6/17/2025 12:00:00 AM


Investing in tax liens outside your home state can be a smart move-especially if you're looking for better returns, more inventory, or simply diversifying your portfolio. But before you jump into another state's auction, it's important to know exactly what you're getting into.

Every state-and sometimes every county-has its own set of rules, timelines, and quirks when it comes to tax liens. What works in your home state might not apply somewhere else, so doing your homework is key.

1. Redemption Periods Vary (A Lot)

One of the biggest differences between states is the redemption period-how long the property owner has to pay back the taxes (plus interest) before you can start the foreclosure process. Some states give owners just a few months, while others offer up to three years or more. That impacts your cash flow, risk, and how quickly you can turn a profit. So always check the local redemption rules before you bid.

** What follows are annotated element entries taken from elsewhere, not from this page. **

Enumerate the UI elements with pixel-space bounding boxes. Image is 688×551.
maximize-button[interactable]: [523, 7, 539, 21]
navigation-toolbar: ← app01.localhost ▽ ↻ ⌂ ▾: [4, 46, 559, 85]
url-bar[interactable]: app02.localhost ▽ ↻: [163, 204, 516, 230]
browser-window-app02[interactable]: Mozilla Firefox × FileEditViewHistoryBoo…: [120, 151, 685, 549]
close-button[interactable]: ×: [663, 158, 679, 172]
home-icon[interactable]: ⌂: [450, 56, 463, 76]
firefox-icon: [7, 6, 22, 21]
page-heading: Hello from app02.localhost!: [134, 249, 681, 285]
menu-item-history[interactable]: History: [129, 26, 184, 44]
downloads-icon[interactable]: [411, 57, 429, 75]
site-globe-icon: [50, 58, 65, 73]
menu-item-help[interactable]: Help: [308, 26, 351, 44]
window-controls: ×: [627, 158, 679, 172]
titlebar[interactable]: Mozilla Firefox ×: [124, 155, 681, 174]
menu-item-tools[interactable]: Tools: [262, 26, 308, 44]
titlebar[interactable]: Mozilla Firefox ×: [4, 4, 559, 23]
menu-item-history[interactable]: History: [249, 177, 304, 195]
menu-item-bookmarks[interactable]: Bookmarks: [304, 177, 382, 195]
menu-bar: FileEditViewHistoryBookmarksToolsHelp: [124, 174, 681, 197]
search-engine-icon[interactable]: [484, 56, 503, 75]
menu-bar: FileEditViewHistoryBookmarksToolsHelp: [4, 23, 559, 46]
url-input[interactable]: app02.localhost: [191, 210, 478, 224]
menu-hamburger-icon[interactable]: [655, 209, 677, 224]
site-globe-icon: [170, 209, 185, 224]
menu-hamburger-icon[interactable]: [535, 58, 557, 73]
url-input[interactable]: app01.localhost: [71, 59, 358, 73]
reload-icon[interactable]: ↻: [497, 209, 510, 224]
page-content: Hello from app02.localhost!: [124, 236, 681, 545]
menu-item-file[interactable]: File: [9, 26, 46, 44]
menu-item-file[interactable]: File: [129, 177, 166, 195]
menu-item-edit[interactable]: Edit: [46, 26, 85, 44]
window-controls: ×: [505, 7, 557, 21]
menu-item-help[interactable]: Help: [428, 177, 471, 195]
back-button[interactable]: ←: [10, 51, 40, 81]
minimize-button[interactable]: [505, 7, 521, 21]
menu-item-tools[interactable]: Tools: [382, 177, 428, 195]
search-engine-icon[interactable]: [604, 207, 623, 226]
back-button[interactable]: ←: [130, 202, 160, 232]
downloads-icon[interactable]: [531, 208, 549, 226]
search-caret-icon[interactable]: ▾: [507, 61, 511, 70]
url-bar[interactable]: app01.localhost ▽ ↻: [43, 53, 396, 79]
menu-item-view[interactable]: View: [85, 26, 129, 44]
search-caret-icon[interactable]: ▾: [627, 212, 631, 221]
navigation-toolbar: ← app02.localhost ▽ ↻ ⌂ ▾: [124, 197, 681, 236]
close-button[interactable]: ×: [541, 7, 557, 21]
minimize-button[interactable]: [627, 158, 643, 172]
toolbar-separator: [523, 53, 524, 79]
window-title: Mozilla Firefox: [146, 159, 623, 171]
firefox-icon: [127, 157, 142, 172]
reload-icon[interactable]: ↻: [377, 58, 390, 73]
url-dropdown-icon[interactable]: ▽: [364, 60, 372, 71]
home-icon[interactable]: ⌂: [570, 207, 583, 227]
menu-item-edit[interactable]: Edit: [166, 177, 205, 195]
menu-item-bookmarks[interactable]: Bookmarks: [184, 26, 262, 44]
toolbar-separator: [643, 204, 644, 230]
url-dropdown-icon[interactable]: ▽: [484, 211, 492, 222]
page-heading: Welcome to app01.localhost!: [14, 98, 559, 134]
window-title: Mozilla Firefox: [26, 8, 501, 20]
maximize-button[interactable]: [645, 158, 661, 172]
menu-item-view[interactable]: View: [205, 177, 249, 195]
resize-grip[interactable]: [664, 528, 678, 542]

2. Foreclosure Processes Aren't One-Size-Fits-All

The road to foreclosure also looks different depending on where you're investing. Some states have a judicial foreclosure process, meaning you'll need to go through the courts. Others are non-judicial, which can be faster but still require you to follow very specific procedures. Knowing the legal steps ahead of time helps you plan accordingly and avoid delays.

3. Remote Research Is a Must

If you can't drive by the property, you'll need to get good at online assessments. Use tools like Google Maps, Zillow, and local property appraiser or assessor websites. Some counties also provide GIS (Geographic Information Systems) that let you see property boundaries, structures, and even zoning data. A little extra research upfront can save you from bidding on a property that's burned down or landlocked.

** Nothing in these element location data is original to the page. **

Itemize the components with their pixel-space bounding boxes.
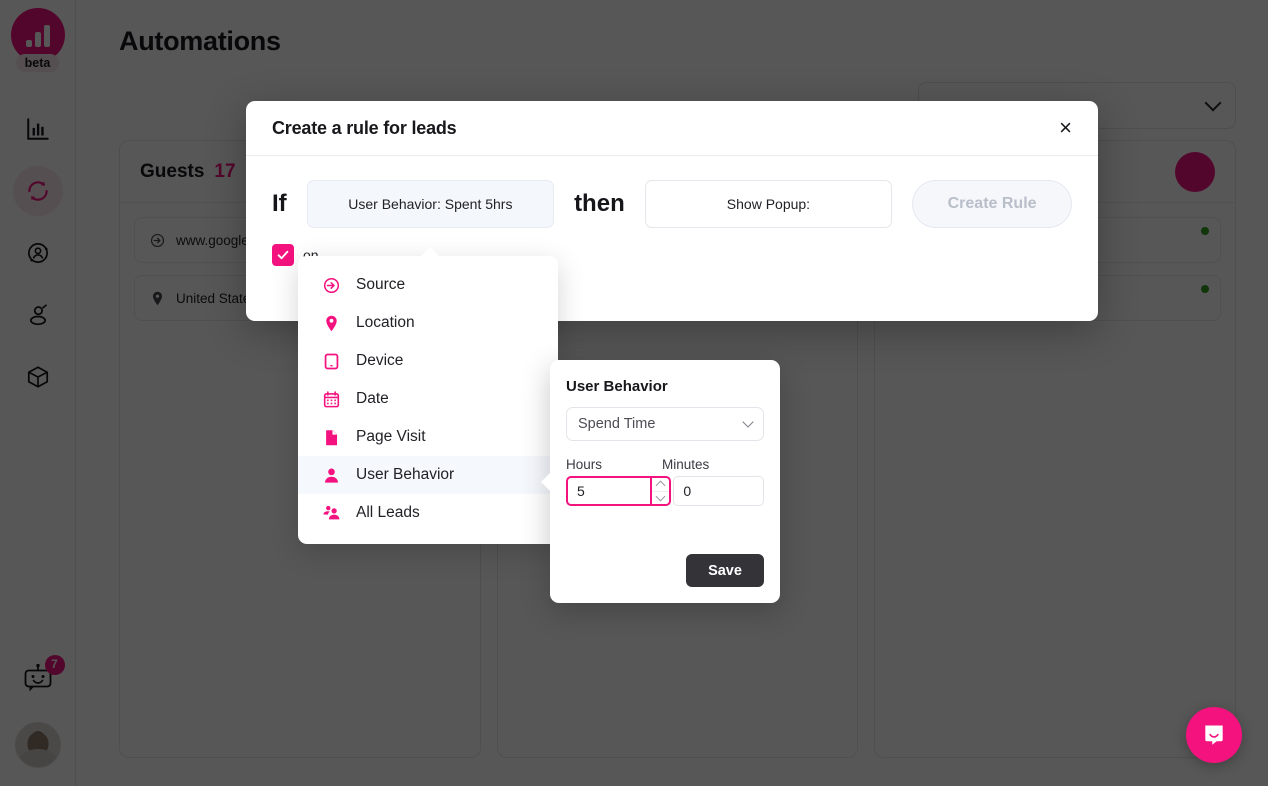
dropdown-item-source[interactable]: Source — [298, 266, 558, 304]
then-label: then — [574, 190, 625, 217]
action-button[interactable]: Show Popup: — [644, 180, 893, 228]
condition-chip[interactable]: User Behavior: Spent 5hrs — [306, 180, 555, 228]
people-group-icon — [322, 504, 341, 523]
dropdown-item-page-visit[interactable]: Page Visit — [298, 418, 558, 456]
rule-option-checkbox[interactable] — [272, 244, 294, 266]
close-icon[interactable]: × — [1059, 117, 1072, 139]
dropdown-item-label: Source — [356, 276, 406, 293]
dropdown-item-user-behavior[interactable]: User Behavior — [298, 456, 558, 494]
chevron-up-icon — [655, 480, 666, 491]
source-icon — [322, 276, 341, 295]
person-icon — [322, 466, 341, 485]
hours-field[interactable] — [566, 476, 652, 506]
rule-builder-row: If User Behavior: Spent 5hrs then Show P… — [246, 156, 1098, 228]
dropdown-item-label: Device — [356, 352, 404, 369]
chevron-down-icon — [742, 416, 754, 428]
dropdown-item-label: Date — [356, 390, 389, 407]
check-icon — [277, 250, 289, 260]
save-button[interactable]: Save — [686, 554, 764, 587]
intercom-chat-icon — [1205, 725, 1223, 745]
minutes-field[interactable] — [673, 476, 764, 506]
dropdown-item-label: Page Visit — [356, 428, 426, 445]
hours-input[interactable] — [568, 478, 650, 504]
behavior-type-select[interactable]: Spend Time — [566, 407, 764, 441]
dropdown-item-date[interactable]: Date — [298, 380, 558, 418]
intercom-launcher[interactable] — [1186, 707, 1242, 763]
dropdown-item-device[interactable]: Device — [298, 342, 558, 380]
hours-stepper[interactable] — [651, 476, 672, 506]
popover-title: User Behavior — [566, 378, 668, 395]
dropdown-item-label: User Behavior — [356, 466, 455, 483]
action-button-label: Show Popup: — [726, 196, 811, 212]
location-pin-icon — [322, 314, 341, 333]
create-rule-label: Create Rule — [947, 195, 1037, 212]
calendar-icon — [322, 390, 341, 409]
dropdown-item-all-leads[interactable]: All Leads — [298, 494, 558, 532]
device-tablet-icon — [322, 352, 341, 371]
condition-chip-label: User Behavior: Spent 5hrs — [348, 196, 513, 212]
time-field-labels: Hours Minutes — [566, 457, 764, 472]
if-label: If — [272, 190, 287, 217]
behavior-type-value: Spend Time — [578, 416, 656, 432]
modal-title: Create a rule for leads — [272, 117, 457, 138]
create-rule-button[interactable]: Create Rule — [912, 180, 1073, 228]
minutes-input[interactable] — [674, 477, 763, 505]
chevron-down-icon — [655, 491, 666, 502]
user-behavior-popover: User Behavior Spend Time Hours Minutes S… — [541, 360, 780, 603]
time-inputs — [566, 476, 764, 506]
dropdown-item-label: All Leads — [356, 504, 420, 521]
page-icon — [322, 428, 341, 447]
app-root: beta — [0, 0, 1268, 786]
dropdown-item-location[interactable]: Location — [298, 304, 558, 342]
condition-dropdown: Source Location Device Date Page Visit U… — [298, 247, 558, 544]
minutes-label: Minutes — [662, 457, 710, 472]
dropdown-item-label: Location — [356, 314, 415, 331]
hours-increment-button[interactable] — [651, 478, 670, 492]
modal-header: Create a rule for leads × — [246, 101, 1098, 156]
hours-decrement-button[interactable] — [652, 491, 670, 505]
hours-label: Hours — [566, 457, 603, 472]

4. Stay Compliant with Local Rules

Each county may have different requirements for bidders-especially if you're an out-of-state investor. You might need to register ahead of time, use a local address, or appoint someone to represent you legally. And don't forget about deadlines-miss one and your lien could be invalidated. Always read the auction rules carefully and, if possible, talk to someone at the tax collector's office for clarification.

5. Consider a Local Contact

If you're serious about investing in another state, having someone local-whether it's a partner, agent, or attorney-can make things much smoother. They can check out properties in person, handle paperwork, or guide you through unfamiliar legal steps.

6. Don't Forget About Tax Implications

Each state has different rules for how your tax lien profits are reported-and how they're taxed. Make sure you understand how this fits into your overall tax strategy and consult with a CPA who's familiar with multi-state investing.

Out-of-state tax lien investing can open up a world of opportunity, but it's not something you want to rush into blindly. Understand the rules, do your research, and be prepared to operate like a local-even if you're bidding from miles away. With the right preparation, crossing state lines could be one of the smartest plays in your investment strategy.





This blog post is for informational purposes only and should not be relied upon as financial or investment advice. Real estate investments carry risk and individual results will vary. Always consult with your team of professionals before making investment decisions. The authors and distributors of this material are not liable for any losses or damages that may occur as a result of relying on this information.